How We Built a Real-Time Fleet Dashboard for Distributed Scraping Workers in GhostGraph
Managing a growing fleet of distributed scraping workers used to feel like flying blind. In GhostGraph, we run dozens of long-lived Python workers across multiple Vultr instances, pulling data from tricky targets that love to block, throttle, or return garbage. When something goes wrong—like a worker freezing or a cron job missing its window—it’s not enough to wait for logs or alerts. You need to see it, right now, in context.
So we built a real-time dashboard. Not with React, not with WebSockets, not with a mountain of state management. Just plain HTML, server-sent events (SSE), and the tools we already trusted: FastAPI and Redis Streams.
The Problem with Invisible Workers
Before the dashboard, debugging was reactive and painful. A cron job would fail silently. A worker would stall. We’d notice hours later—usually when data pipelines broke downstream. We had logs, sure, but they were scattered across servers, and we had no central view of worker health, job queue depth, or execution frequency.
We needed visibility. Not just for ops, but for developers and analysts who needed to know: Is my scraper running? Did it run? Why not?
The answer wasn’t more logging—it was real-time observability baked into the system.
FastAPI Routers: Exposing the Fleet’s Pulse
We started by structuring our backend routes around two core resources: workers and jobs. Using FastAPI, we built lightweight routers to expose their state:
@router.get("/workers")
async def list_workers():
return worker_registry.get_all()
@router.get("/jobs/pending")
async def pending_jobs():
length = await redis.xlen("scrape_jobs")
return {"count": length}
Simple, but powerful. These endpoints became the source of truth for the dashboard. We also added metadata—worker uptime, last heartbeat, assigned tasks—so we could detect stale or unresponsive instances.
But polling these endpoints every few seconds? That felt clunky. We wanted push, not pull.
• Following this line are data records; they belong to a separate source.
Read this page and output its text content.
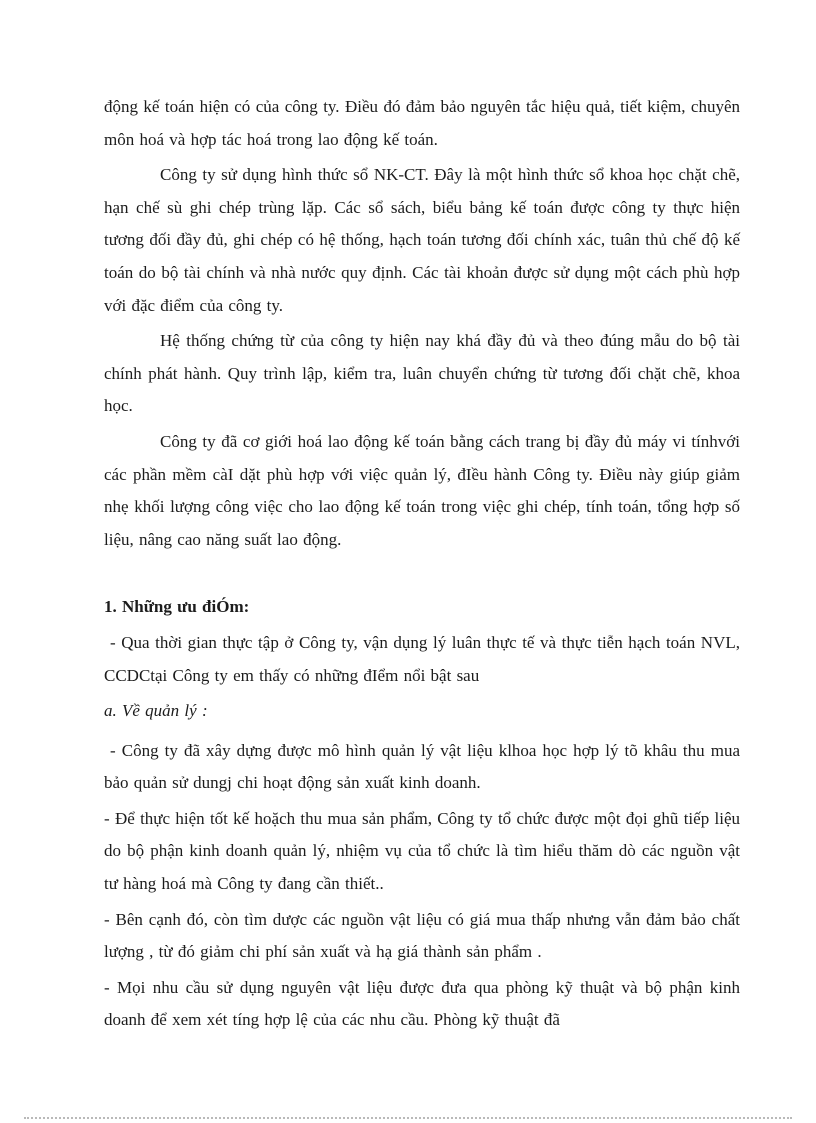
động kế toán hiện có của công ty. Điều đó đảm bảo nguyên tắc hiệu quả, tiết kiệm, chuyên môn hoá và hợp tác hoá trong lao động kế toán.

Công ty sử dụng hình thức sổ NK-CT. Đây là một hình thức sổ khoa học chặt chẽ, hạn chế sù ghi chép trùng lặp. Các sổ sách, biểu bảng kế toán được công ty thực hiện tương đối đầy đủ, ghi chép có hệ thống, hạch toán tương đối chính xác, tuân thủ chế độ kế toán do bộ tài chính và nhà nước quy định. Các tài khoản được sử dụng một cách phù hợp với đặc điểm của công ty.

Hệ thống chứng từ của công ty hiện nay khá đầy đủ và theo đúng mẫu do bộ tài chính phát hành. Quy trình lập, kiểm tra, luân chuyển chứng từ tương đối chặt chẽ, khoa học.

Công ty đã cơ giới hoá lao động kế toán bằng cách trang bị đầy đủ máy vi tínhvới các phần mềm càI dặt phù hợp với việc quản lý, đIều hành Công ty. Điều này giúp giảm nhẹ khối lượng công việc cho lao động kế toán trong việc ghi chép, tính toán, tổng hợp số liệu, nâng cao năng suất lao động.

1. Những ưu điÓm:

- Qua thời gian thực tập ở Công ty, vận dụng lý luân thực tế và thực tiễn hạch toán NVL, CCDCtại Công ty em thấy có những đIểm nổi bật sau

a. Về quản lý :

- Công ty đã xây dựng được mô hình quản lý vật liệu klhoa học hợp lý tõ khâu thu mua bảo quản sử dungj chi hoạt động sản xuất kinh doanh.

- Để thực hiện tốt kế hoặch thu mua sản phẩm, Công ty tổ chức được một đọi ghũ tiếp liệu do bộ phận kinh doanh quản lý, nhiệm vụ của tổ chức là tìm hiểu thăm dò các nguồn vật tư hàng hoá mà Công ty đang cần thiết..

- Bên cạnh đó, còn tìm dược các nguồn vật liệu có giá mua thấp nhưng vẫn đảm bảo chất lượng , từ đó giảm chi phí sản xuất và hạ giá thành sản phẩm .

- Mọi nhu cầu sử dụng nguyên vật liệu được đưa qua phòng kỹ thuật và bộ phận kinh doanh để xem xét tíng hợp lệ của các nhu cầu. Phòng kỹ thuật đã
That’s where Redis Streams came in.
Real-Time Updates with Redis Streams and SSE
We were already using Redis Streams to manage job queues, so we repurposed it as an event bus. Every time a worker started, finished, or errored, it published a message to a fleet_events stream:
await redis.xadd("fleet_events", {
"type": "worker_heartbeat",
"worker_id": worker_id,
"timestamp": time.time(),
"job_id": current_job
})
On the backend, we spun up a FastAPI endpoint that opened a server-sent events stream and yielded updates as they arrived:
@router.get("/events")
async def event_stream():
async def event_generator():
while True:
events = await redis.xread({"fleet_events": "$"}, count=1, block=1000)
if events:
for _, message_list in events:
for msg_id, fields in message_list:
yield f"data: {json.dumps(fields)}\n\n"
await asyncio.sleep(0.1)
return EventSourceResponse(event_generator())
In the browser, it’s just:
const eventSource = new EventSource("/api/events");
eventSource.onmessage = (e) => {
const data = JSON.parse(e.data);
updateDashboard(data);
};
No WebSockets, no external broker, no frontend framework. Just HTML that updates itself as events flow in. We used Alpine.js for minimal interactivity, but even that’s optional.
Lightweight, Deployable, and Surprisingly Capable
One of the best decisions was to avoid heavy frontend tooling. No build step, no bundler, no npm. The dashboard is a single index.html served directly by FastAPI, with inline JS and CSS. It deploys with the API, scales with it, and survives even when other services flake.
We added simple visual indicators: green for active workers, red for stale ones, a counter for pending jobs, and a timeline of recent cron executions. It’s not flashy, but it’s immediately useful.
Since deploying it, mean time to detect worker failures dropped from hours to seconds. We caught a stuck worker during a standup—live, on the big screen.
Building this taught us that real-time observability doesn’t need complexity. With Redis Streams as a source of truth and SSE as a delivery mechanism, you can go from zero to live dashboard in a weekend. And sometimes, that’s all you need to stop flying blind.